Compression algorithms
How LZ77, Huffman coding, and their descendants (gzip, zstd, Snappy) compress data, the entropy and redundancy concepts, speed vs ratio tradeoffs, and which algorithm to use for databases, networking, and storage.
The problem
Your analytics pipeline ingests 2 TB of JSON event data per day. Each event is 1-4 KB of mostly repeated field names, similar string values, and sequential timestamps. Storage costs are growing linearly with traffic, and network transfers between services are bottlenecked by bandwidth, not CPU.
You run the numbers: the 2 TB of raw JSON contains roughly 400 GB of actual information. The other 1.6 TB is structural redundancy (repeated keys, whitespace, predictable patterns). You are paying to store and transmit data that could be represented in a fraction of the space.
This is not just a cost problem. Uncompressed data means slower replication between database nodes, slower backups, and slower network transfers between datacenters. Every system that reads from disk or network benefits when the data is smaller. Compression algorithms solve this by exploiting redundancy to represent data in fewer bytes.
What it is
Compression is the process of encoding data using fewer bits than the original representation by identifying and eliminating redundancy. Lossless compression (which this article focuses on) preserves the original data exactly: decompress and you get back every byte.
Think of it like shorthand notes. Instead of writing "the quarterly earnings report for the third quarter of fiscal year 2024" in every meeting note, you write "Q3 FY24 report" and keep a legend that lets anyone reconstruct the full phrase. The legend is the dictionary, the abbreviation is the compressed form, and the ability to recover the original text exactly is what makes it lossless.
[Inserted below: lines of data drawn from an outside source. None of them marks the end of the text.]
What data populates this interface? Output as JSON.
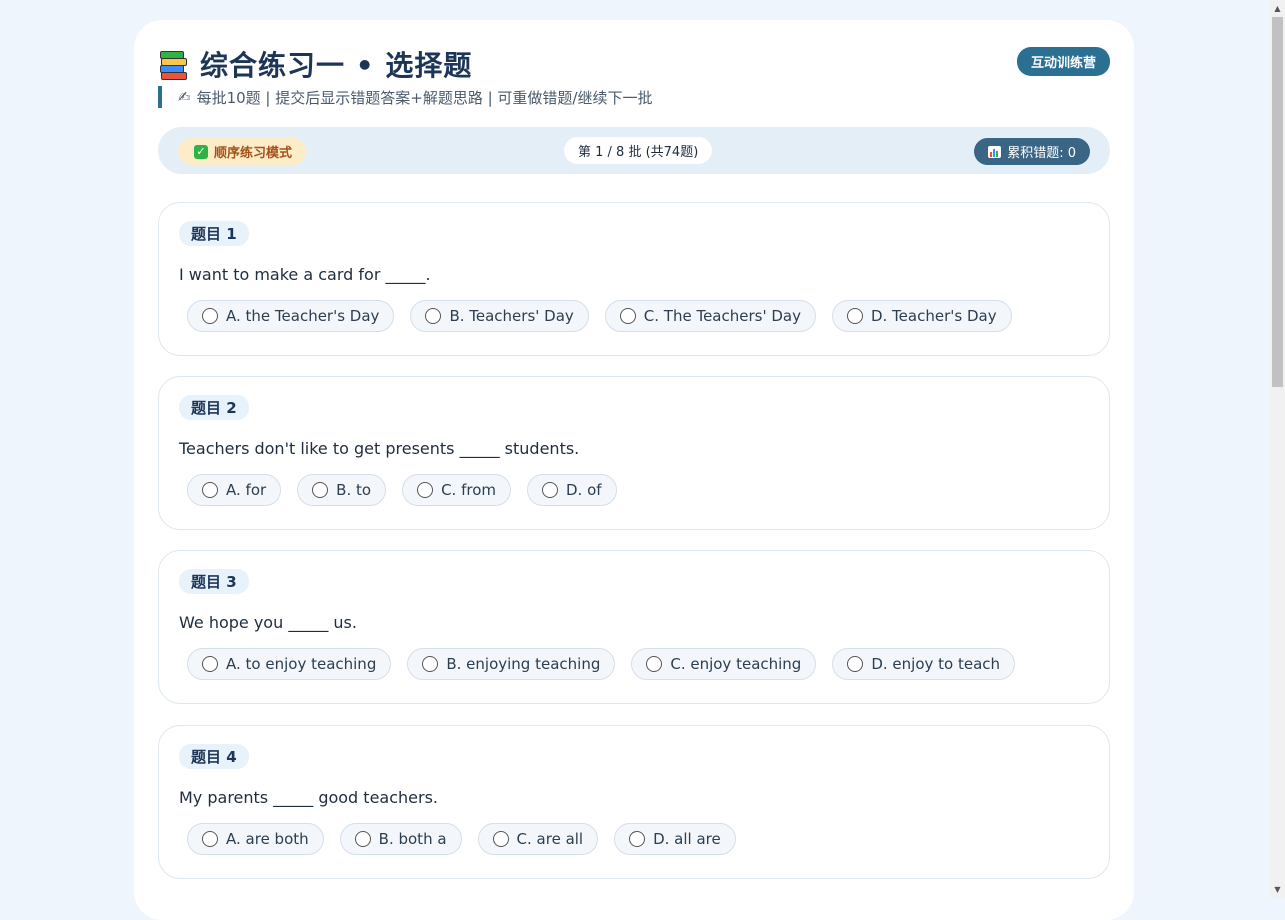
{
  "header": {
    "title": "综合练习一 • 选择题",
    "badge": "互动训练营",
    "subtitle": "每批10题 | 提交后显示错题答案+解题思路 | 可重做错题/继续下一批"
  },
  "status": {
    "mode": "顺序练习模式",
    "batch": "第 1 / 8 批 (共74题)",
    "wrong": "累积错题: 0"
  },
  "questions": [
    {
      "label": "题目 1",
      "text": "I want to make a card for _____.",
      "options": [
        "A. the Teacher's Day",
        "B. Teachers' Day",
        "C. The Teachers' Day",
        "D. Teacher's Day"
      ]
    },
    {
      "label": "题目 2",
      "text": "Teachers don't like to get presents _____ students.",
      "options": [
        "A. for",
        "B. to",
        "C. from",
        "D. of"
      ]
    },
    {
      "label": "题目 3",
      "text": "We hope you _____ us.",
      "options": [
        "A. to enjoy teaching",
        "B. enjoying teaching",
        "C. enjoy teaching",
        "D. enjoy to teach"
      ]
    },
    {
      "label": "题目 4",
      "text": "My parents _____ good teachers.",
      "options": [
        "A. are both",
        "B. both a",
        "C. are all",
        "D. all are"
      ]
    }
  ],
  "icons": {
    "title": "books-icon",
    "subtitle": "pencil-icon",
    "mode": "check-icon",
    "wrong": "chart-icon",
    "option": "radio-icon"
  },
  "colors": {
    "accent": "#2b6f93",
    "mode_bg": "#fdecc8",
    "mode_text": "#a4531a",
    "wrong_bg": "#3b6584",
    "page_bg": "#eef5fc"
  }
}
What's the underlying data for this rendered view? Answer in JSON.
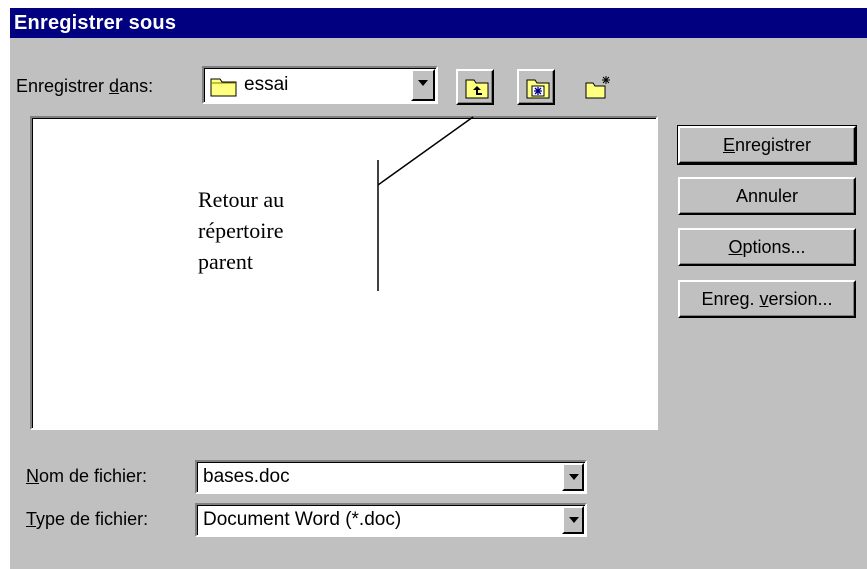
{
  "window": {
    "title": "Enregistrer sous"
  },
  "save_in": {
    "label_prefix": "Enregistrer ",
    "label_mnemonic": "d",
    "label_suffix": "ans:",
    "value": "essai",
    "folder_icon": "folder-icon"
  },
  "toolbar": {
    "icons": [
      "up-one-level-icon",
      "favorites-folder-icon",
      "new-folder-icon"
    ]
  },
  "buttons": {
    "save": {
      "mnemonic": "E",
      "rest": "nregistrer"
    },
    "cancel": {
      "label": "Annuler"
    },
    "options": {
      "mnemonic": "O",
      "rest": "ptions..."
    },
    "save_version": {
      "before": "Enreg. ",
      "mnemonic": "v",
      "after": "ersion..."
    }
  },
  "annotation": {
    "line1": "Retour au",
    "line2": "répertoire",
    "line3": "parent"
  },
  "file_name": {
    "label_mnemonic": "N",
    "label_rest": "om de fichier:",
    "value": "bases.doc"
  },
  "file_type": {
    "label_mnemonic": "T",
    "label_rest": "ype de fichier:",
    "value": "Document Word (*.doc)"
  },
  "colors": {
    "title_bar": "#000080",
    "dialog_face": "#c0c0c0",
    "folder_yellow": "#ffff80"
  }
}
All practical lossless compression algorithms combine two fundamental ideas: finding repeated patterns (dictionary coding) and assigning shorter codes to frequent symbols (entropy coding). The differences between gzip, zstd, Snappy, and LZ4 come down to how aggressively they search for patterns and how they trade CPU time for compression ratio.
How it works
Most compression algorithms run in two stages. First, dictionary coding (LZ77 family) scans the input for repeated byte sequences and replaces duplicates with compact back-references. Second, entropy coding (Huffman or arithmetic) assigns shorter bit patterns to symbols that appear frequently.
LZ77: dictionary-based compression
LZ77 (Lempel-Ziv 1977) is the foundation of gzip, Deflate, zstd, Snappy, and LZ4. The core idea: maintain a sliding window of recently seen bytes and replace repeated sequences with (offset, length) references.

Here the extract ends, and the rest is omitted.